「目…?」
スェウはまだよく判らないという表情でイシスを見る。
「うん。この目は…父さんのものだから。
傷つけるわけにはいかない。必ず守る。」
少し俯きながら答えるイシスにスェウは掛ける言葉を失った。
「さ、本人も起きた事だし、そろそろいいだろ。
だいいち、そこにでかいのが2人も3人も立ってたら邪魔だ。
暇じゃないんだろうし、行った行った。」
メディカルチーフのトマス・サランドナに急かされると
渋々と3人はメディカルルームを後にした。
メディカルルームを出てすぐの通路では
ティエリアが3人を待ってたと言わんばかりに腕を組んで立っていた。
普段はあまり意識させないものの
ティエリアはここ、『ラグランジュ3-0』の艦長と言う肩書きがある。
そこで『マイスター候補が怪我をした』という情報を耳にすれば
詳細を確認したくなるのも当然の事だろう。
ティエリアの眉間には軽く縦に筋が入っている。
3人はそろってばつの悪そうな顔をティエリアに向けた。
「イシスは?」
有無を言わさない質問がティエリアの口から出る。
「イシスなら、今目を覚ました。軽い脳震盪だ。大した事ないよ。」
アレルヤが答える。
「…ならいい。」
相変わらずの素っ気なさでティエリアが答える。
「…なぁ…ティエリア…聞きたい事があるんだけど。」
アレクセイが切り出す。
「イシスの事か?」
「…ああ。」
少し口ごもってから、意を決した様にアレクセイが質問を切り出す。
「あいつ…一体何者?腕っ節はあんなに凄いくせに
一旦咎が外れるとあの暴走っぷりとか…
ダブルオーをいきなり起動させて動かしたのもあいつなんだろ?
それに…突然降ってわいた様に現れて…
いきなりマイスター候補ですー。なんて。
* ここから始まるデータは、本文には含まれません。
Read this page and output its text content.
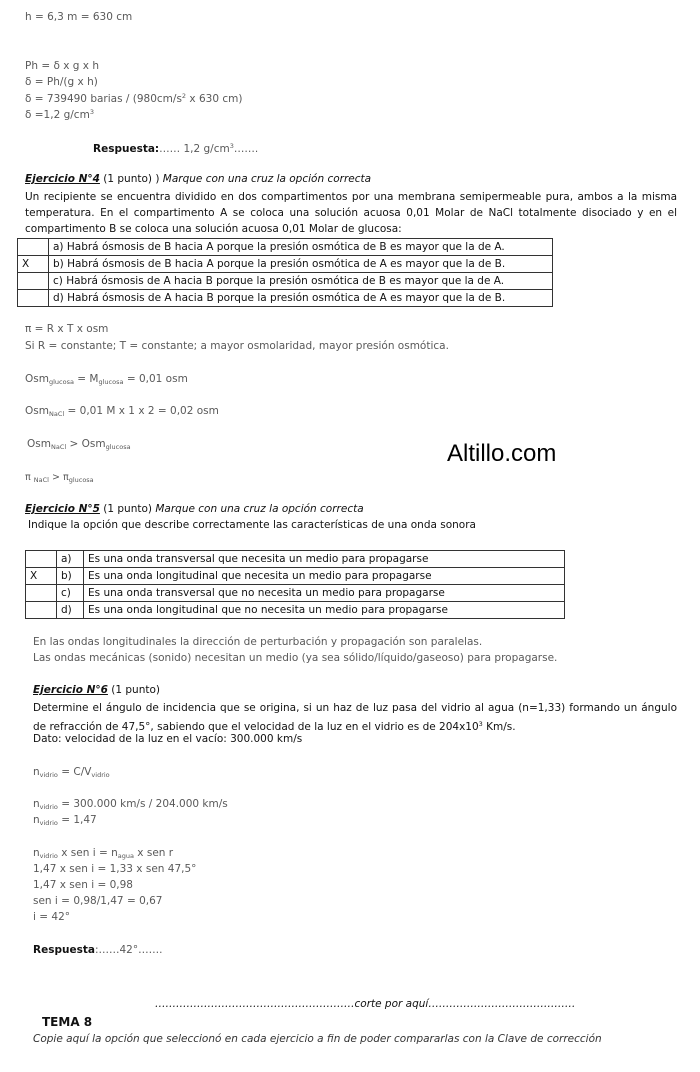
h = 6,3 m = 630 cm
Ph = δ x g x h
δ = Ph/(g x h)
δ = 739490 barias / ($980cm/s^2$ x 630 cm)
δ =1,2 $g/cm^3$
Respuesta:…… 1,2 $g/cm^3\dots\dots$.
Ejercicio N°4 (1 punto) ) Marque con una cruz la opción correcta
Un recipiente se encuentra dividido en dos compartimentos por una membrana semipermeable pura, ambos a la misma temperatura. En el compartimento A se coloca una solución acuosa 0,01 Molar de NaCl totalmente disociado y en el compartimento B se coloca una solución acuosa 0,01 Molar de glucosa:
	a) Habrá ósmosis de B hacia A porque la presión osmótica de B es mayor que la de A.
X	b) Habrá ósmosis de B hacia A porque la presión osmótica de A es mayor que la de B.
	c) Habrá ósmosis de A hacia B porque la presión osmótica de B es mayor que la de A.
	d) Habrá ósmosis de A hacia B porque la presión osmótica de A es mayor que la de B.
π = R x T x osm
Si R = constante; T = constante; a mayor osmolaridad, mayor presión osmótica.
$Osm_{glucosa} = M_{glucosa} = 0,01$ osm
Osm$_{NaCl}$ = 0,01 M x 1 x 2 = 0,02 osm
Osm$_{NaCl}$ > Osm$_{glucosa}$
π $_{NaCl} > \pi_{glucosa}$
Altillo.com
Ejercicio N°5 (1 punto) Marque con una cruz la opción correcta
Indique la opción que describe correctamente las características de una onda sonora
	a)	Es una onda transversal que necesita un medio para propagarse
X	b)	Es una onda longitudinal que necesita un medio para propagarse
	c)	Es una onda transversal que no necesita un medio para propagarse
	d)	Es una onda longitudinal que no necesita un medio para propagarse
En las ondas longitudinales la dirección de perturbación y propagación son paralelas.
Las ondas mecánicas (sonido) necesitan un medio (ya sea sólido/líquido/gaseoso) para propagarse.
Ejercicio N°6 (1 punto)
Determine el ángulo de incidencia que se origina, si un haz de luz pasa del vidrio al agua (n=1,33) formando un ángulo de refracción de 47,5°, sabiendo que el velocidad de la luz en el vidrio es de $204x10^3$ Km/s.
Dato: velocidad de la luz en el vacío: 300.000 km/s
$n_{vidrio} = C/V_{vidrio}$
$n_{vidrio} = 300.000$ km/s / 204.000 km/s
$n_{vidrio} = 1,47$
$n_{vidrio}$ x sen $i = n_{agua}$ x sen r
1,47 x sen i = 1,33 x sen 47,5°
1,47 x sen i = 0,98
sen i = 0,98/1,47 = 0,67
i = 42°
Respuesta:……42°…….
…………………………………………………corte por aquí……………………………………
TEMA 8
Copie aquí la opción que seleccionó en cada ejercicio a fin de poder compararlas con la Clave de corrección
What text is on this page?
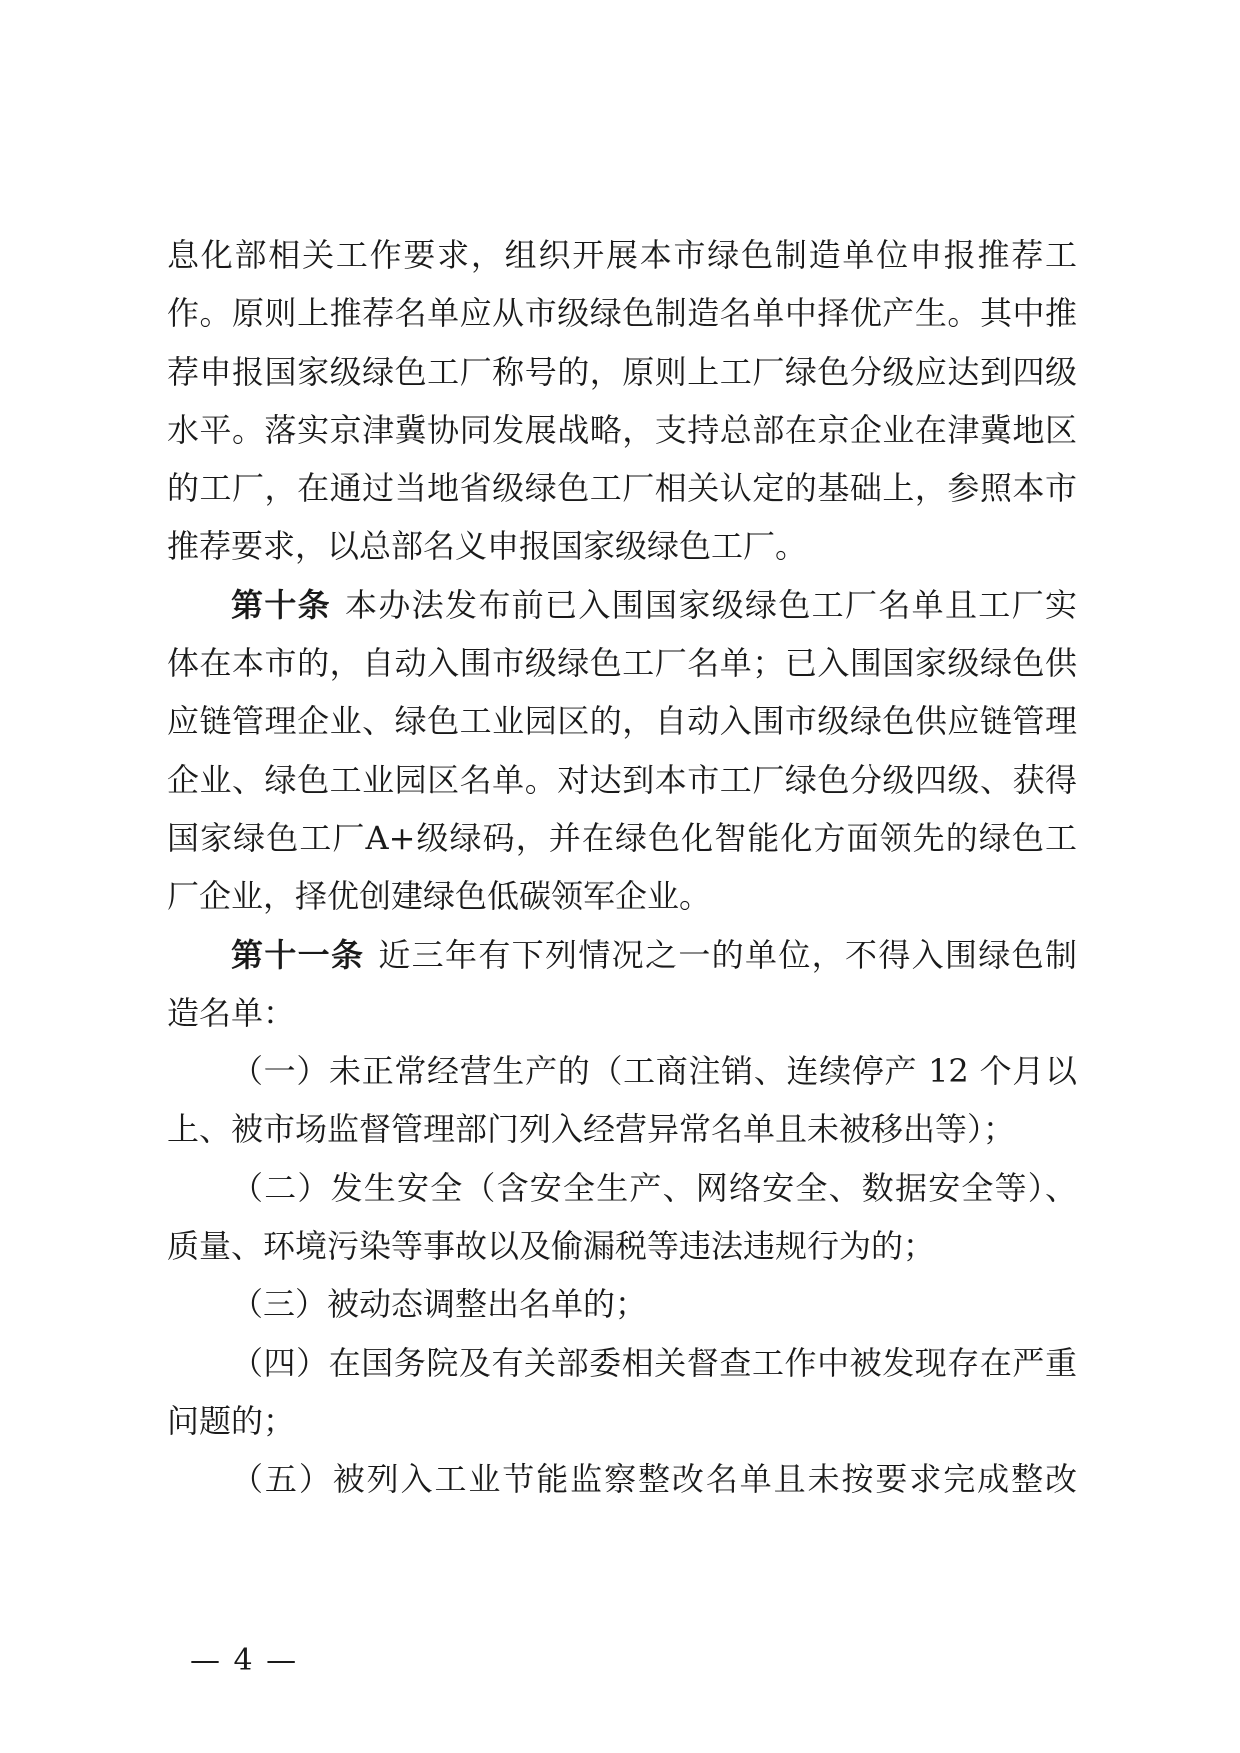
息化部相关工作要求，组织开展本市绿色制造单位申报推荐工
作。原则上推荐名单应从市级绿色制造名单中择优产生。其中推
荐申报国家级绿色工厂称号的，原则上工厂绿色分级应达到四级
水平。落实京津冀协同发展战略，支持总部在京企业在津冀地区
的工厂，在通过当地省级绿色工厂相关认定的基础上，参照本市
推荐要求，以总部名义申报国家级绿色工厂。
第十条 本办法发布前已入围国家级绿色工厂名单且工厂实
体在本市的，自动入围市级绿色工厂名单；已入围国家级绿色供
应链管理企业、绿色工业园区的，自动入围市级绿色供应链管理
企业、绿色工业园区名单。对达到本市工厂绿色分级四级、获得
国家绿色工厂A+级绿码，并在绿色化智能化方面领先的绿色工
厂企业，择优创建绿色低碳领军企业。
第十一条 近三年有下列情况之一的单位，不得入围绿色制
造名单：
（一）未正常经营生产的（工商注销、连续停产 12 个月以
上、被市场监督管理部门列入经营异常名单且未被移出等）；
（二）发生安全（含安全生产、网络安全、数据安全等）、
质量、环境污染等事故以及偷漏税等违法违规行为的；
（三）被动态调整出名单的；
（四）在国务院及有关部委相关督查工作中被发现存在严重
问题的；
（五）被列入工业节能监察整改名单且未按要求完成整改
— 4 —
」
「必要条件と実力は十分だ。素質も。」
ティエリアは簡潔に答えを返す。
「だからって…イシス…あいつまだ子供じゃないか。
トレーニングやシミュレーションも皆同じなんだろ?
一緒にシミュレートしてて心配になるんだ。
俺も、アイツの事知っておきたい。」
スェウも声を上げる。
その声にアレルヤとティエリアは視線を交わす。
お互いに軽く頷いたのを確認した後、
スェウとアレクセイの背後に居たアレルヤが口を開いた。
「イシスの父親は、イシスと同じ歳にソレスタルビーイングに入った。
…ガンダムマイスターとして。」
スェウとアレクセイは驚きを隠せない様子でアレルヤを見遣る。
「ガンダム…マイスター…」
「じゃあ…イシスは…イシスの父親は…?」
「そう。イシス・イブラヒム。あの子は…
『刹那・F・セイエイ』
本名 ソラン・イブラヒムの… 『娘』 だ。」
「「………『娘』えぇぇぇ!?!?」」
正面を見据えて2人に知らせるティエリアを見ながら
真ん中に立っている息子2人が驚愕の声を上げた。